The ALARA principle is implemented in use in many places, such as hospitals. People who will be exposed to x-rays a lot (such as people who work in a hospitals x-ray department or in a veterinary surgery) are legally required to wear badges that monitor radiation dosage in the working day. This prevents them from absorbing large amounts of ionising radiation without being detected. They may also go behind lead screens to prevent the x-rays from hitting them when a patient is x-rayed.
How do we use ALARA to minimise the potential risks from mobile phones?
This does not necessarily mean that you may not use mobile phones at all. It simply means that you should limit your exposure to the radiation. There are several ways that you can reduce the possible risk posed by the harmful radiation emitted by the phones. These methods include:
* Keeping the phone away from your head whilst in a call-using a hands free kit, Bluetooth device or even by using the loud speaker.
* Limiting call time
* Using land lines for long calls, as we are sure that they do not emit any harmful radiation.

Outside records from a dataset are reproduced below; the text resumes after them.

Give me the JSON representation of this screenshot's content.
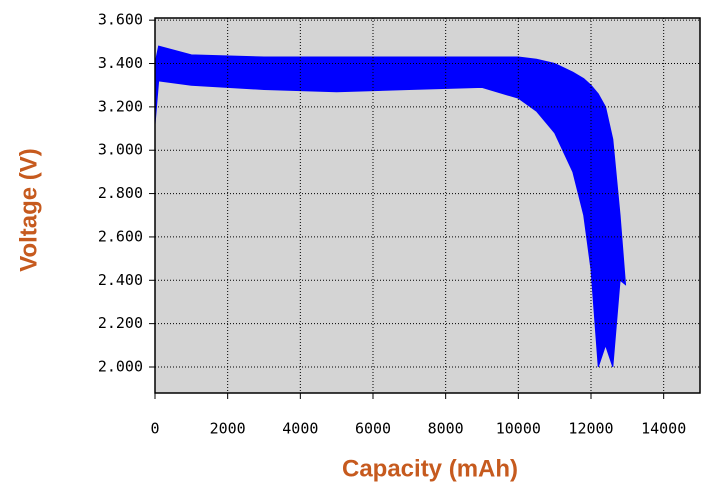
{
  "chart_data": {
    "type": "band",
    "xlabel": "Capacity (mAh)",
    "ylabel": "Voltage (V)",
    "x": [
      0,
      100,
      1000,
      3000,
      5000,
      7000,
      9000,
      10000,
      10500,
      11000,
      11500,
      11800,
      12000,
      12200,
      12400,
      12600,
      12800,
      12950
    ],
    "series": [
      {
        "color": "#0000ff",
        "values": [
          3.4,
          3.48,
          3.44,
          3.43,
          3.43,
          3.43,
          3.43,
          3.43,
          3.42,
          3.4,
          3.36,
          3.33,
          3.3,
          3.26,
          3.2,
          3.05,
          2.7,
          2.38
        ]
      },
      {
        "color": "#0000ff",
        "values": [
          3.12,
          3.32,
          3.3,
          3.28,
          3.27,
          3.28,
          3.29,
          3.24,
          3.18,
          3.08,
          2.9,
          2.7,
          2.45,
          2.0,
          2.1,
          2.0,
          2.4,
          2.38
        ]
      }
    ],
    "xlim": [
      0,
      15000
    ],
    "ylim": [
      1.88,
      3.61
    ],
    "xticks": [
      0,
      2000,
      4000,
      6000,
      8000,
      10000,
      12000,
      14000
    ],
    "yticks": [
      {
        "value": 2.0,
        "label": "2.000"
      },
      {
        "value": 2.2,
        "label": "2.200"
      },
      {
        "value": 2.4,
        "label": "2.400"
      },
      {
        "value": 2.6,
        "label": "2.600"
      },
      {
        "value": 2.8,
        "label": "2.800"
      },
      {
        "value": 3.0,
        "label": "3.000"
      },
      {
        "value": 3.2,
        "label": "3.200"
      },
      {
        "value": 3.4,
        "label": "3.400"
      },
      {
        "value": 3.6,
        "label": "3.600"
      }
    ],
    "grid": true,
    "plot_background": "#d4d4d4",
    "label_color": "#c65a1e"
  }
}
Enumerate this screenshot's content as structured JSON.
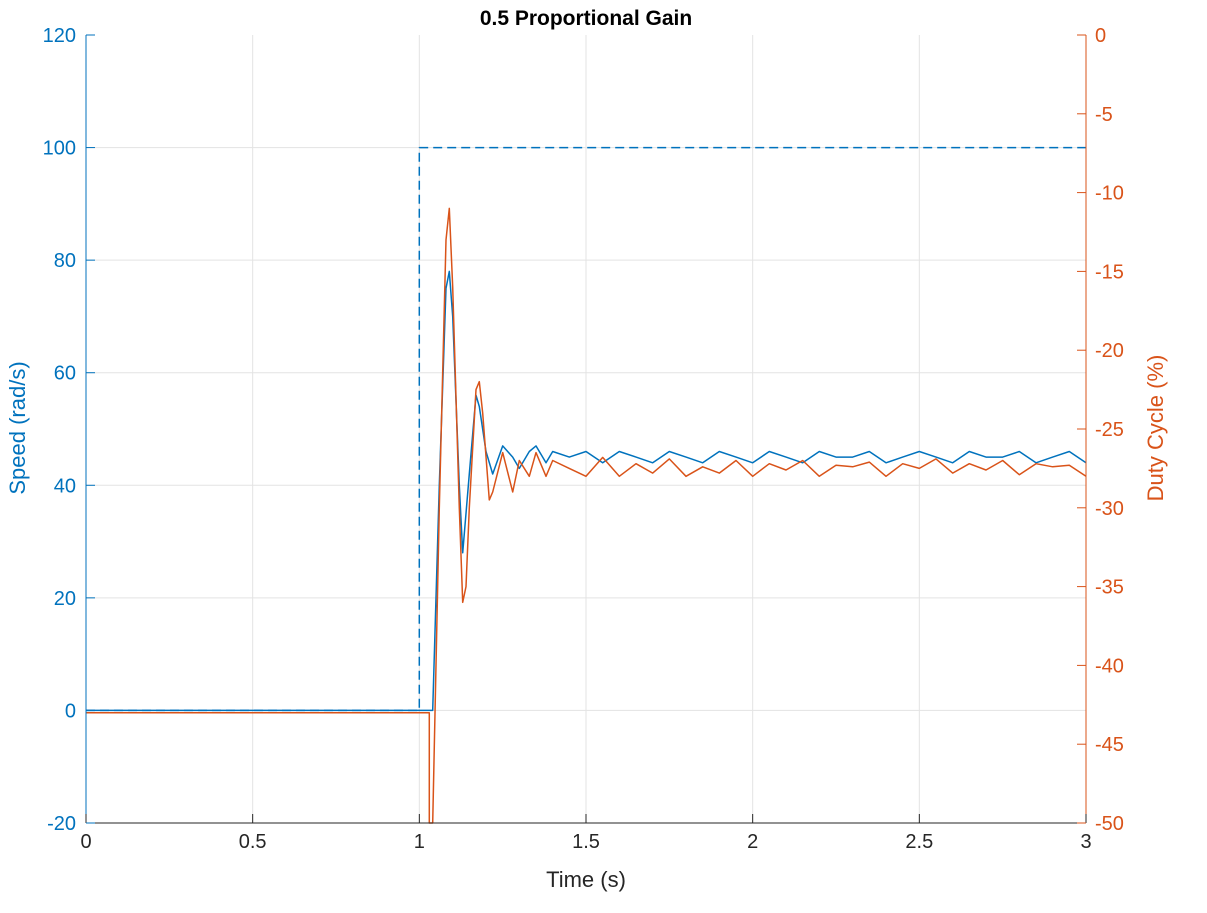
{
  "chart_data": {
    "type": "line",
    "title": "0.5 Proportional Gain",
    "xlabel": "Time (s)",
    "ylabel_left": "Speed (rad/s)",
    "ylabel_right": "Duty Cycle (%)",
    "xlim": [
      0,
      3
    ],
    "ylim_left": [
      -20,
      120
    ],
    "ylim_right": [
      -50,
      0
    ],
    "xticks": [
      "0",
      "0.5",
      "1",
      "1.5",
      "2",
      "2.5",
      "3"
    ],
    "yticks_left": [
      "-20",
      "0",
      "20",
      "40",
      "60",
      "80",
      "100",
      "120"
    ],
    "yticks_right": [
      "-50",
      "-45",
      "-40",
      "-35",
      "-30",
      "-25",
      "-20",
      "-15",
      "-10",
      "-5",
      "0"
    ],
    "grid": true,
    "colors": {
      "left": "#0072BD",
      "right": "#D95319",
      "axis": "#262626",
      "grid": "#e3e3e3"
    },
    "series": [
      {
        "axis": "left",
        "style": "dashed",
        "x": [
          0,
          1.0,
          1.0,
          1.02,
          3.0
        ],
        "y": [
          0,
          0,
          100,
          100,
          100
        ]
      },
      {
        "axis": "left",
        "style": "solid",
        "x": [
          0,
          1.04,
          1.06,
          1.08,
          1.09,
          1.1,
          1.12,
          1.13,
          1.15,
          1.17,
          1.18,
          1.2,
          1.22,
          1.25,
          1.28,
          1.3,
          1.33,
          1.35,
          1.38,
          1.4,
          1.45,
          1.5,
          1.55,
          1.6,
          1.65,
          1.7,
          1.75,
          1.8,
          1.85,
          1.9,
          1.95,
          2.0,
          2.05,
          2.1,
          2.15,
          2.2,
          2.25,
          2.3,
          2.35,
          2.4,
          2.45,
          2.5,
          2.55,
          2.6,
          2.65,
          2.7,
          2.75,
          2.8,
          2.85,
          2.9,
          2.95,
          3.0
        ],
        "y": [
          0,
          0,
          40,
          75,
          78,
          70,
          40,
          28,
          42,
          56,
          54,
          46,
          42,
          47,
          45,
          43,
          46,
          47,
          44,
          46,
          45,
          46,
          44,
          46,
          45,
          44,
          46,
          45,
          44,
          46,
          45,
          44,
          46,
          45,
          44,
          46,
          45,
          45,
          46,
          44,
          45,
          46,
          45,
          44,
          46,
          45,
          45,
          46,
          44,
          45,
          46,
          44
        ]
      },
      {
        "axis": "right",
        "style": "solid",
        "x": [
          0,
          1.03,
          1.03,
          1.04,
          1.06,
          1.08,
          1.09,
          1.1,
          1.12,
          1.13,
          1.14,
          1.15,
          1.17,
          1.18,
          1.19,
          1.21,
          1.22,
          1.25,
          1.28,
          1.3,
          1.33,
          1.35,
          1.38,
          1.4,
          1.45,
          1.5,
          1.55,
          1.6,
          1.65,
          1.7,
          1.75,
          1.8,
          1.85,
          1.9,
          1.95,
          2.0,
          2.05,
          2.1,
          2.15,
          2.2,
          2.25,
          2.3,
          2.35,
          2.4,
          2.45,
          2.5,
          2.55,
          2.6,
          2.65,
          2.7,
          2.75,
          2.8,
          2.85,
          2.9,
          2.95,
          3.0
        ],
        "y": [
          -43,
          -43,
          -50,
          -50,
          -30,
          -13,
          -11,
          -16,
          -30,
          -36,
          -35,
          -30,
          -22.5,
          -22,
          -24,
          -29.5,
          -29,
          -26.5,
          -29,
          -27,
          -28,
          -26.5,
          -28,
          -27,
          -27.5,
          -28,
          -26.8,
          -28,
          -27.2,
          -27.8,
          -26.9,
          -28,
          -27.4,
          -27.8,
          -27,
          -28,
          -27.2,
          -27.6,
          -27,
          -28,
          -27.3,
          -27.4,
          -27.1,
          -28,
          -27.2,
          -27.5,
          -26.9,
          -27.8,
          -27.2,
          -27.6,
          -27,
          -27.9,
          -27.2,
          -27.4,
          -27.3,
          -28
        ]
      }
    ]
  }
}
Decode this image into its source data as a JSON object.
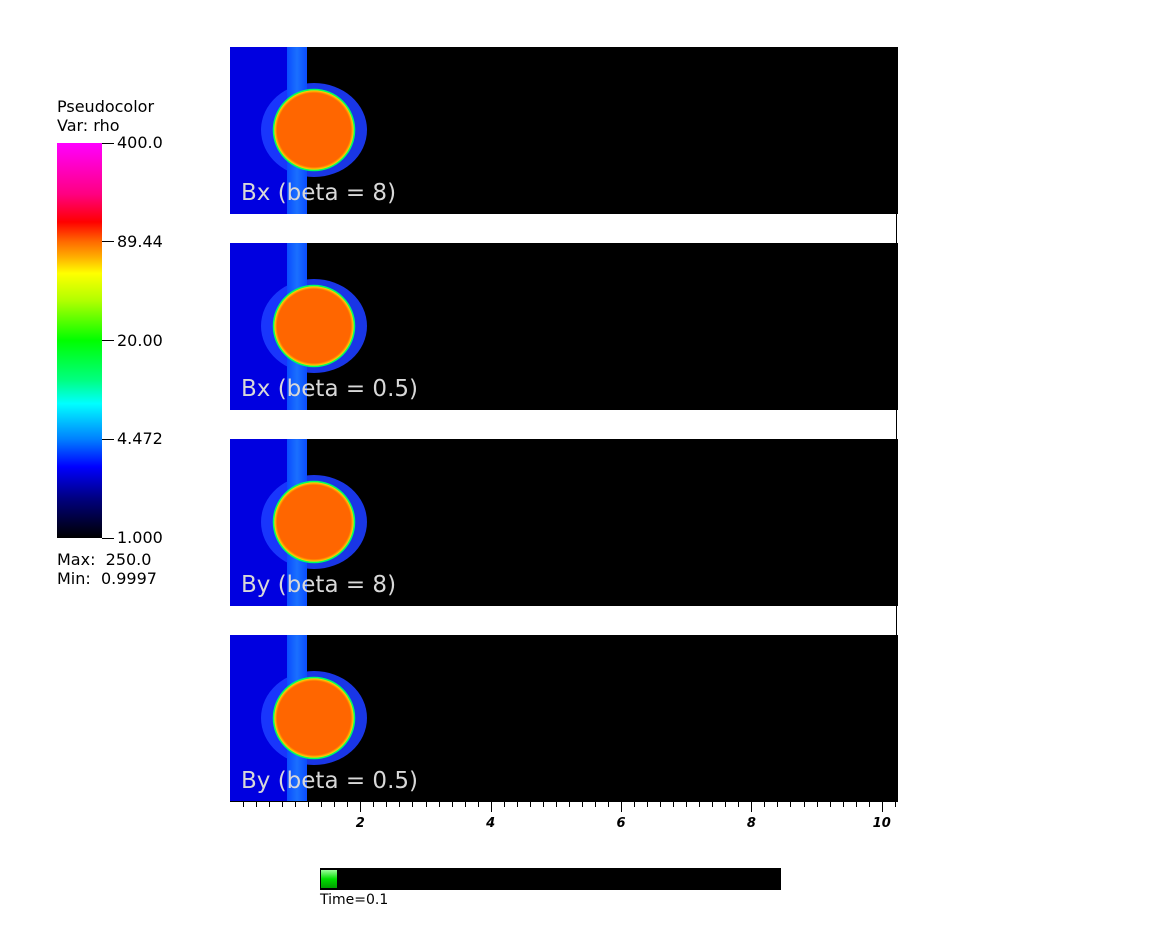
{
  "chart_data": {
    "type": "heatmap",
    "title": "",
    "xlabel": "",
    "ylabel": "",
    "xlim": [
      0,
      10.25
    ],
    "x_ticks": [
      2,
      4,
      6,
      8,
      10
    ],
    "x_minor_step": 0.2,
    "legend": {
      "title": "Pseudocolor",
      "var": "Var: rho",
      "scale": "log",
      "range": [
        1.0,
        400.0
      ],
      "tick_labels": [
        "400.0",
        "89.44",
        "20.00",
        "4.472",
        "1.000"
      ],
      "max_text": "Max:  250.0",
      "min_text": "Min:  0.9997",
      "placement": "left"
    },
    "panels": [
      {
        "label": "Bx (beta = 8)"
      },
      {
        "label": "Bx (beta = 0.5)"
      },
      {
        "label": "By (beta = 8)"
      },
      {
        "label": "By (beta = 0.5)"
      }
    ],
    "colors": {
      "background_region": "#0000e0",
      "shock_band": "#0a55ff",
      "bow_shell": "#1c3cff",
      "cloud": "#ff6600",
      "cloud_rim": "#ff1a00",
      "cloud_edge": "#00ff60",
      "downstream": "#000000"
    },
    "time": {
      "label": "Time=0.1",
      "progress": 0.035
    }
  }
}
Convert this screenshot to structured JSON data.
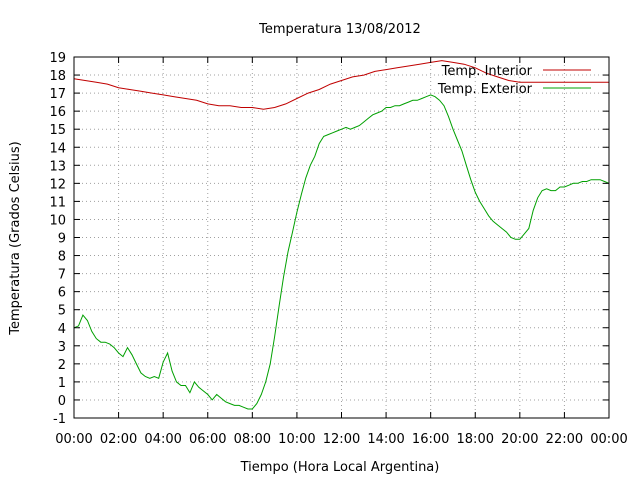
{
  "chart_data": {
    "type": "line",
    "title": "Temperatura 13/08/2012",
    "xlabel": "Tiempo (Hora Local Argentina)",
    "ylabel": "Temperatura (Grados Celsius)",
    "xlim": [
      0,
      24
    ],
    "ylim": [
      -1,
      19
    ],
    "x_tick_labels": [
      "00:00",
      "02:00",
      "04:00",
      "06:00",
      "08:00",
      "10:00",
      "12:00",
      "14:00",
      "16:00",
      "18:00",
      "20:00",
      "22:00",
      "00:00"
    ],
    "y_ticks": [
      -1,
      0,
      1,
      2,
      3,
      4,
      5,
      6,
      7,
      8,
      9,
      10,
      11,
      12,
      13,
      14,
      15,
      16,
      17,
      18,
      19
    ],
    "grid": true,
    "legend_position": "top-right",
    "series": [
      {
        "name": "Temp. Interior",
        "color": "#c00000",
        "x": [
          0,
          0.5,
          1,
          1.5,
          2,
          2.5,
          3,
          3.5,
          4,
          4.5,
          5,
          5.5,
          6,
          6.5,
          7,
          7.5,
          8,
          8.5,
          9,
          9.5,
          10,
          10.5,
          11,
          11.5,
          12,
          12.5,
          13,
          13.5,
          14,
          14.5,
          15,
          15.5,
          16,
          16.5,
          17,
          17.5,
          18,
          18.5,
          19,
          19.5,
          20,
          20.5,
          21,
          21.5,
          22,
          22.5,
          23,
          23.5,
          24
        ],
        "y": [
          17.8,
          17.7,
          17.6,
          17.5,
          17.3,
          17.2,
          17.1,
          17.0,
          16.9,
          16.8,
          16.7,
          16.6,
          16.4,
          16.3,
          16.3,
          16.2,
          16.2,
          16.1,
          16.2,
          16.4,
          16.7,
          17.0,
          17.2,
          17.5,
          17.7,
          17.9,
          18.0,
          18.2,
          18.3,
          18.4,
          18.5,
          18.6,
          18.7,
          18.8,
          18.7,
          18.6,
          18.4,
          18.1,
          17.9,
          17.7,
          17.6,
          17.6,
          17.6,
          17.6,
          17.6,
          17.6,
          17.6,
          17.6,
          17.6
        ]
      },
      {
        "name": "Temp. Exterior",
        "color": "#00a000",
        "x": [
          0,
          0.2,
          0.4,
          0.6,
          0.8,
          1,
          1.2,
          1.4,
          1.6,
          1.8,
          2,
          2.2,
          2.4,
          2.6,
          2.8,
          3,
          3.2,
          3.4,
          3.6,
          3.8,
          4,
          4.2,
          4.4,
          4.6,
          4.8,
          5,
          5.2,
          5.4,
          5.6,
          5.8,
          6,
          6.2,
          6.4,
          6.6,
          6.8,
          7,
          7.2,
          7.4,
          7.6,
          7.8,
          8,
          8.2,
          8.4,
          8.6,
          8.8,
          9,
          9.2,
          9.4,
          9.6,
          9.8,
          10,
          10.2,
          10.4,
          10.6,
          10.8,
          11,
          11.2,
          11.4,
          11.6,
          11.8,
          12,
          12.2,
          12.4,
          12.6,
          12.8,
          13,
          13.2,
          13.4,
          13.6,
          13.8,
          14,
          14.2,
          14.4,
          14.6,
          14.8,
          15,
          15.2,
          15.4,
          15.6,
          15.8,
          16,
          16.2,
          16.4,
          16.6,
          16.8,
          17,
          17.2,
          17.4,
          17.6,
          17.8,
          18,
          18.2,
          18.4,
          18.6,
          18.8,
          19,
          19.2,
          19.4,
          19.6,
          19.8,
          20,
          20.2,
          20.4,
          20.6,
          20.8,
          21,
          21.2,
          21.4,
          21.6,
          21.8,
          22,
          22.2,
          22.4,
          22.6,
          22.8,
          23,
          23.2,
          23.4,
          23.6,
          23.8,
          24
        ],
        "y": [
          4.0,
          4.1,
          4.7,
          4.4,
          3.8,
          3.4,
          3.2,
          3.2,
          3.1,
          2.9,
          2.6,
          2.4,
          2.9,
          2.5,
          2.0,
          1.5,
          1.3,
          1.2,
          1.3,
          1.2,
          2.1,
          2.6,
          1.6,
          1.0,
          0.8,
          0.8,
          0.4,
          1.0,
          0.7,
          0.5,
          0.3,
          0.0,
          0.3,
          0.1,
          -0.1,
          -0.2,
          -0.3,
          -0.3,
          -0.4,
          -0.5,
          -0.5,
          -0.2,
          0.3,
          1.0,
          2.0,
          3.5,
          5.2,
          6.8,
          8.2,
          9.3,
          10.4,
          11.4,
          12.3,
          13.0,
          13.5,
          14.2,
          14.6,
          14.7,
          14.8,
          14.9,
          15.0,
          15.1,
          15.0,
          15.1,
          15.2,
          15.4,
          15.6,
          15.8,
          15.9,
          16.0,
          16.2,
          16.2,
          16.3,
          16.3,
          16.4,
          16.5,
          16.6,
          16.6,
          16.7,
          16.8,
          16.9,
          16.8,
          16.6,
          16.3,
          15.7,
          15.0,
          14.4,
          13.8,
          13.0,
          12.2,
          11.5,
          11.0,
          10.6,
          10.2,
          9.9,
          9.7,
          9.5,
          9.3,
          9.0,
          8.9,
          8.9,
          9.2,
          9.5,
          10.5,
          11.2,
          11.6,
          11.7,
          11.6,
          11.6,
          11.8,
          11.8,
          11.9,
          12.0,
          12.0,
          12.1,
          12.1,
          12.2,
          12.2,
          12.2,
          12.1,
          12.0
        ]
      }
    ]
  }
}
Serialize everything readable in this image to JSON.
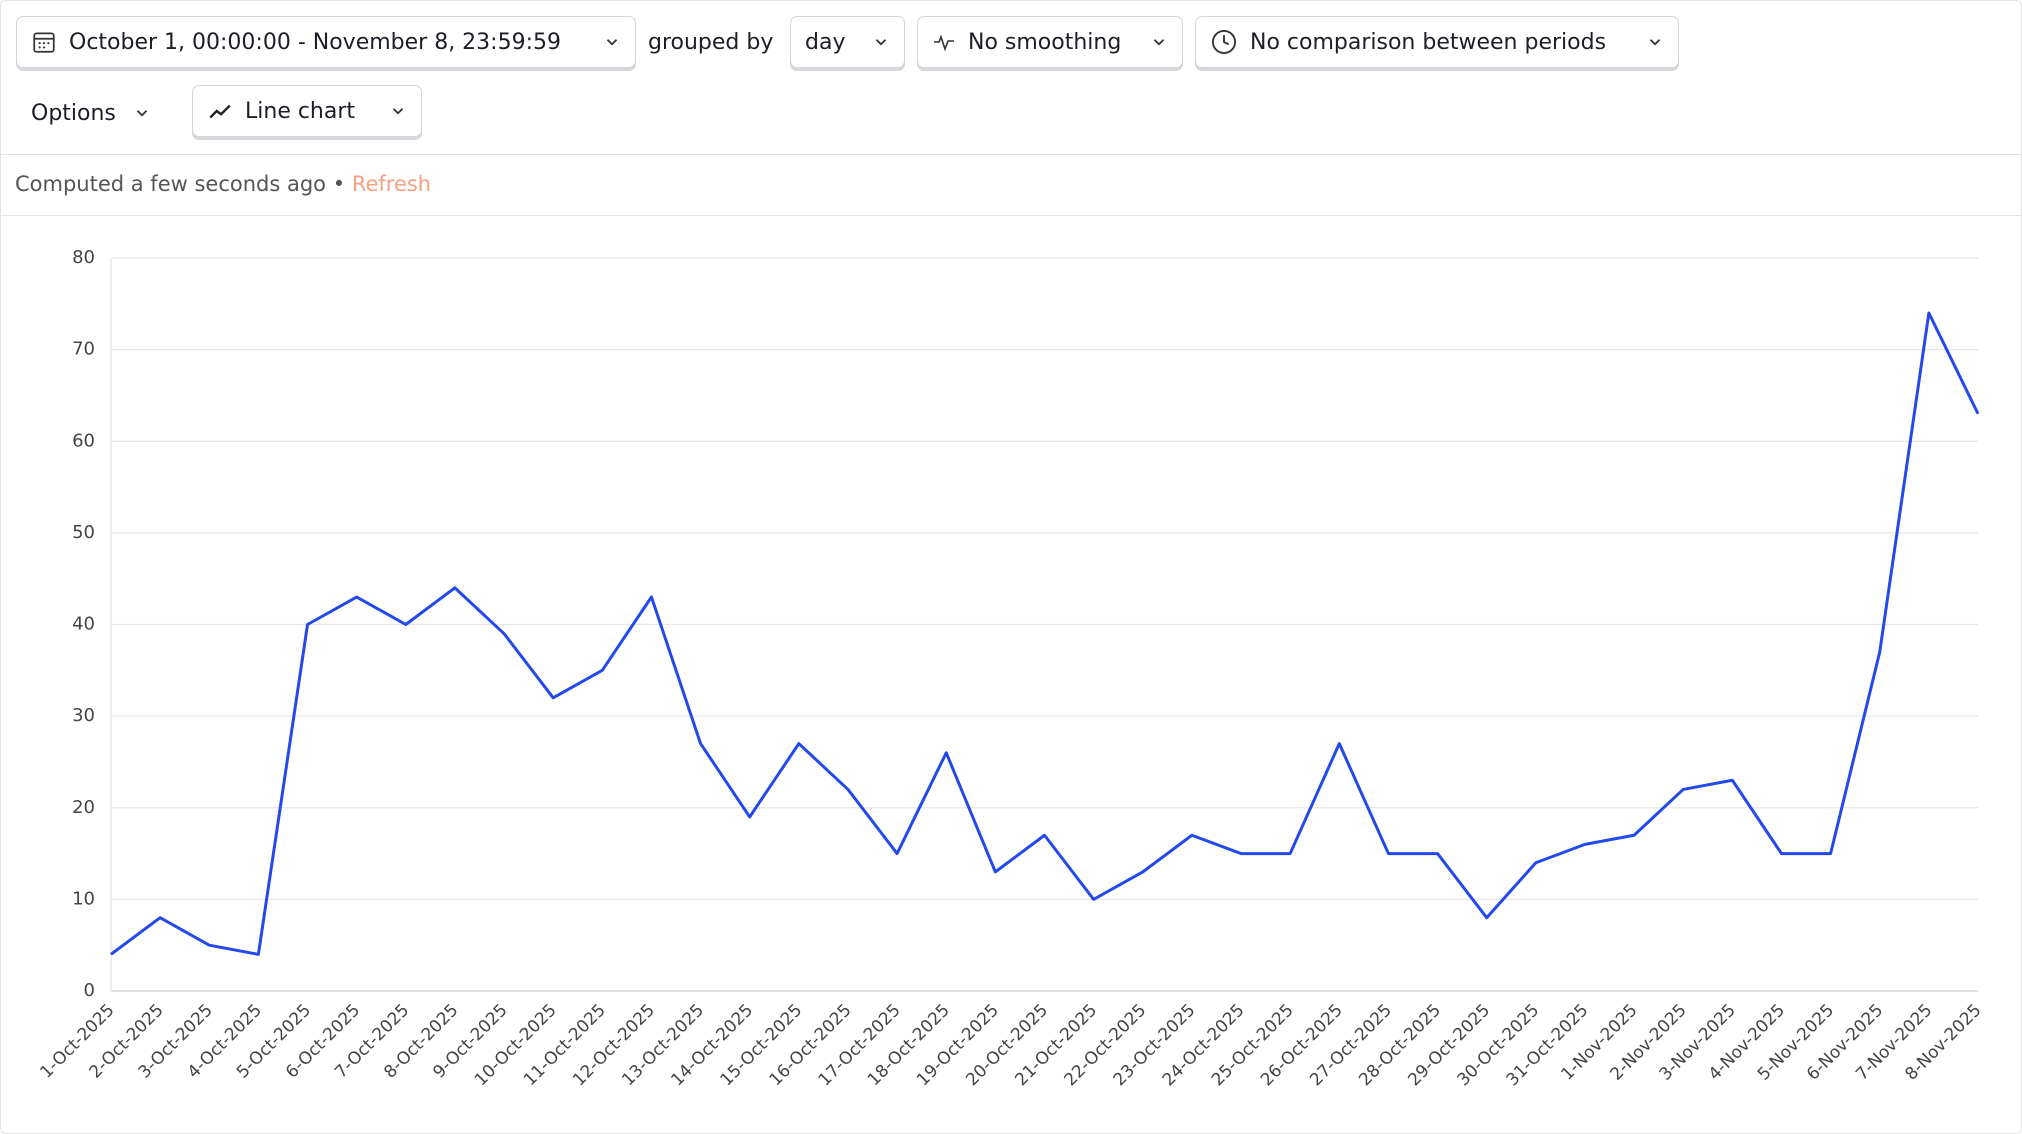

* Using text messaging instead of calls. Although radiation would still be inflicted upon your hands it is preferable to it being absorbed by your brain.
Who is most at risk?
Most experts agree that it is children and young adults that are the most at risk to any possible long term side effects that the phone’s emissions may cause. This is largely due to the fact that their bodies (and their immune systems) are still developing, and that their skulls are much thinner, and therefore offer less protection from the rays.
Unfortunately more and more children and (most specifically) teenagers own phones and so more and more of them are at risk of long term damage. Worryingly, phones have become a status symbol and a fashion accessory among young people, and so they are carrying them around all of the time. I guarantee that if you walk into any collage, university or secondary school classroom at least five or six phones could be dug out of school bags.
The age at which young people are acquiring phones is becoming lower and lower as phone prices get lower and average family income becomes higher. People can now afford a mobile phone for every family member…According to the table above; this includes over 1 in 10 seven year olds too.
In conclusion to this essay I would like you to decide if you think that you would carry on using your mobile phones, knowing that you are increasing your risk every time you press the green call button that one day you will get cancer, Alzheimer’s disease or severe memory loss. Is it really worth the risk?